Program Studi Magister Bimbingan Konseling Islam (BKI), Fakultas Dakwah dan Komunikasi UIN Sunan Kalijaga Yogyakarta menjalani asesmen lapangan BAN-PT pada 20–22 Februari 2026 secara online. Evaluasi eksternal ini menjadi penentu arah mutu akademik sekaligus cermin komitmen institusi dalam menjaga kualitas pendidikan tinggi berbasis nilai keislaman.
Asesmen dilakukan oleh dua asesor BAN-PT, Dr. Safrodin, M.Ag. dan Prof. Dr. H. Andi Thahir, M.A., Ed.D., yang selama tiga hari menelaah dokumen, memverifikasi data, serta mewawancarai pimpinan fakultas dan pengelola program studi. Kegiatan ini merupakan bagian dari siklus akreditasi nasional guna memastikan penyelenggaraan pendidikan sesuai dengan standar kriteria sembilan BAN-PT.
Rektor UIN Sunan Kalijaga, Prof. Noorhaidi, menegaskan bahwa asesmen lapangan bukan sekadar agenda administratif, melainkan momentum reflektif. “Ini ritual akademik yang harus kita laksanakan secara periodik untuk memastikan mutu yang kita kembangkan benar-benar terjamin dan sesuai aturan yang berlaku,” ujarnya. Ia mengingatkan, capaian akreditasi unggul tidak boleh membuat institusi lengah. “Kalau kita tidak berkomitmen dan konsisten menjaga keunggulan mutu, status unggul itu tidak akan bertahan selamanya.”
Dekan Fakultas Dakwah dan Komunikasi, Prof. Arif Maftuhin, berharap proses asesmen berjalan lancar dan membawa hasil terbaik. “Kita percaya bahwa ikhtiar ini, disertai doa, akan menghadirkan keberkahan. Semoga akreditasi ini menjadi bagian dari perjalanan kita menuju unggul,” katanya.
Bagi para asesor, asesmen lapangan adalah ruang muhasabah bersama. Dr. Safrodin menjelaskan bahwa tugas mereka bukan mencari-cari kekurangan, melainkan melihat secara objektif apa yang telah dikembangkan prodi. “Asesmen ini bagian dari evaluasi eksternal untuk saling muhasabah. Kadang kita merasa sudah baik, tetapi dari luar bisa terlihat celah yang perlu diperbaiki,” ujarnya. Ia menambahkan, proses ini cukup intens karena adanya revisi dan tambahan data, namun seluruhnya demi memastikan hasil yang dapat dipertanggungjawabkan secara faktual dan moral.
Prof.
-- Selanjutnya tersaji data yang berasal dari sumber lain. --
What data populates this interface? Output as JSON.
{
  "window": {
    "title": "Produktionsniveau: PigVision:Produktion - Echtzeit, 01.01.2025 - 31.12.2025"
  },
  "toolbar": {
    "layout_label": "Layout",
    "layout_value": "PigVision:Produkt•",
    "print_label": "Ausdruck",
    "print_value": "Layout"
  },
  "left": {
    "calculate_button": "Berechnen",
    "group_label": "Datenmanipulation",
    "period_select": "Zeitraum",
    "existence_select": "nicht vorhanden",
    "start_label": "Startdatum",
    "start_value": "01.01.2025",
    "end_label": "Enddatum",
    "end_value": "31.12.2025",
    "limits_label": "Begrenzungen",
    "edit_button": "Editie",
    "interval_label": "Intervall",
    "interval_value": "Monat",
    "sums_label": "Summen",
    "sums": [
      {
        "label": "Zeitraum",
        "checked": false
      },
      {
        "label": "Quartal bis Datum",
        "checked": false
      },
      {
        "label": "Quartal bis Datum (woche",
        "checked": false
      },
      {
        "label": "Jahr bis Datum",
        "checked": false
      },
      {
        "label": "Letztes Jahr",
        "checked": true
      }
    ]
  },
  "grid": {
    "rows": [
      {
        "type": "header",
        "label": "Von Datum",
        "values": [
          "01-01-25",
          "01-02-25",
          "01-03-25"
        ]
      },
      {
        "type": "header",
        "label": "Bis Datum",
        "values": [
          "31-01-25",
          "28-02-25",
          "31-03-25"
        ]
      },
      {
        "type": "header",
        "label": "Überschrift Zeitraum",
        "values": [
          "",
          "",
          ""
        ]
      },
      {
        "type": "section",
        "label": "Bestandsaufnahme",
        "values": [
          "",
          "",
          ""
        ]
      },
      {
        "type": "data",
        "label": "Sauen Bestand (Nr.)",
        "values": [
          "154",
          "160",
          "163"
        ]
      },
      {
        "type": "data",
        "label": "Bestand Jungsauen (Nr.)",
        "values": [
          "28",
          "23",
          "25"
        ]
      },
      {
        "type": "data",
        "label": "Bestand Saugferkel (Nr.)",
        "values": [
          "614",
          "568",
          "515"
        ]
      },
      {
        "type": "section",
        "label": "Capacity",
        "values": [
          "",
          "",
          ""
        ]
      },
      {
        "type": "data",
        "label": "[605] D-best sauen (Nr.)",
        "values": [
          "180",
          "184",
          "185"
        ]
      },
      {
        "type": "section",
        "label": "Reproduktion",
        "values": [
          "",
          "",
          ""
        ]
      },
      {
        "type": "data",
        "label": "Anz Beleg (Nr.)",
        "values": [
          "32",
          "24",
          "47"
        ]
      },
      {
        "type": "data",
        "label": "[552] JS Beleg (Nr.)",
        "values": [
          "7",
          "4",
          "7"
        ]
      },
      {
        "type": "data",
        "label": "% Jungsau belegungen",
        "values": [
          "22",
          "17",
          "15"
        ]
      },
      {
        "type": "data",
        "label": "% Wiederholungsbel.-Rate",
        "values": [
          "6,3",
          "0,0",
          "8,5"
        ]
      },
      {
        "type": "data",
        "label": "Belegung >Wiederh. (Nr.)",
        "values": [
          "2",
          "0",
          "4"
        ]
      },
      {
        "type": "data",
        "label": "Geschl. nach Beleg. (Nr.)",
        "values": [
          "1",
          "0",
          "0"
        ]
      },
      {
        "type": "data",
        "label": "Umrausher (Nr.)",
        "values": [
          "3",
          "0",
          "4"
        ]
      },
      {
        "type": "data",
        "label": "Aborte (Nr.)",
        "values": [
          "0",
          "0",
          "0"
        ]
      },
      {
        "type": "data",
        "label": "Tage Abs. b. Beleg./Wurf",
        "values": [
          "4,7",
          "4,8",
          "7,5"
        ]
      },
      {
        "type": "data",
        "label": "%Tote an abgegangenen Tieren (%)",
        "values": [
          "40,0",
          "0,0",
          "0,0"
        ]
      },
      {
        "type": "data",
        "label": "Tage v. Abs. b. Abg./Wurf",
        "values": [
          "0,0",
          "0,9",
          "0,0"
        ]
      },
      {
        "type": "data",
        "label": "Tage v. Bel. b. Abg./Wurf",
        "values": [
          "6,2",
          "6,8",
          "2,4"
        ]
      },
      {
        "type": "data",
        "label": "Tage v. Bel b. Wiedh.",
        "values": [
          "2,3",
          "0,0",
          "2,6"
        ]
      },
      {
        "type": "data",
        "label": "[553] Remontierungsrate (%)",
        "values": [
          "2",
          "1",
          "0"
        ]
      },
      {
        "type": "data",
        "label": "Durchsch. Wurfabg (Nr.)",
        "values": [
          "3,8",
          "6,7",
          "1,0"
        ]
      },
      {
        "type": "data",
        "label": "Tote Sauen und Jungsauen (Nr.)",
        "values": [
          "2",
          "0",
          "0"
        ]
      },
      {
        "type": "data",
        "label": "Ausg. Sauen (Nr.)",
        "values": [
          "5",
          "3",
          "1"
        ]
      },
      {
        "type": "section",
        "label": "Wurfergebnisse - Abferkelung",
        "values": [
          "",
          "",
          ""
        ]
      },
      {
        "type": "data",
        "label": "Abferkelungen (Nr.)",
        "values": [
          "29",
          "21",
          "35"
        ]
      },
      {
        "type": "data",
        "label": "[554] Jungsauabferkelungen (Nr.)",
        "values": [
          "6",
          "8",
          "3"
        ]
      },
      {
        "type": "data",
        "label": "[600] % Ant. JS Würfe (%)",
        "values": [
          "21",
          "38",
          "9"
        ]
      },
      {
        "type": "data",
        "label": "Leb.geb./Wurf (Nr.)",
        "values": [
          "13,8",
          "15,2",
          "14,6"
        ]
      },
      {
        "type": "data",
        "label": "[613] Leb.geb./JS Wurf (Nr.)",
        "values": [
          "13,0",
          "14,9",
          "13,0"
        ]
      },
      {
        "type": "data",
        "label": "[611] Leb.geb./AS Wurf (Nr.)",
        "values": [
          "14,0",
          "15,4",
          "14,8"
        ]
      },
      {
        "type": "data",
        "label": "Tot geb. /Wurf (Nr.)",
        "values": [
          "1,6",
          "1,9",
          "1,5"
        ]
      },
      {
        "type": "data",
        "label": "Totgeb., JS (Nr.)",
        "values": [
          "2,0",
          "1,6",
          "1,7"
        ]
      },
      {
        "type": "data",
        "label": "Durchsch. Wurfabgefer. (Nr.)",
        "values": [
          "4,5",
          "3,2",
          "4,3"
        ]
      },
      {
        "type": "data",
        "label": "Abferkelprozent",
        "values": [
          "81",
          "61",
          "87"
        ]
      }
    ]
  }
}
Andi Thahir juga optimistis terhadap kesiapan prodi. “Saya yakin evidence-evidence itu sangat mudah dihadirkan. Data-data yang dibutuhkan akan cepat disiapkan,” katanya.
Selama asesmen, tim BAN-PT melakukan pendalaman terhadap tata kelola, pengembangan kurikulum, capaian tridarma, hingga budaya akademik. Rektor menekankan pentingnya menggeser orientasi dari sekadar administratif ke substansial. “Akreditasi tidak boleh berhenti di borang. Ia harus menjadi napas keseharian dalam mengelola program studi,” ujarnya.
Prodi Magister BKI yang relatif muda ini diharapkan tumbuh dengan semangat pembaruan dan daya saing global. Evaluasi dari asesor menjadi titik tolak untuk memperbaiki penyelenggaraan program ke depan, sekaligus memperkuat posisi UIN Sunan Kalijaga sebagai perguruan tinggi unggul dan bereputasi internasional.
Di balik tumpukan dokumen dan sesi wawancara yang padat, asesmen lapangan ini menyimpan harapan besar: agar mutu tidak sekadar klaim di atas kertas, melainkan budaya yang hidup di ruang-ruang kelas, diskusi, dan pengabdian. Sebab pada akhirnya, akreditasi bukan hanya tentang nilai, tetapi tentang tanggung jawab moral kepada mahasiswa dan masa depan pendidikan.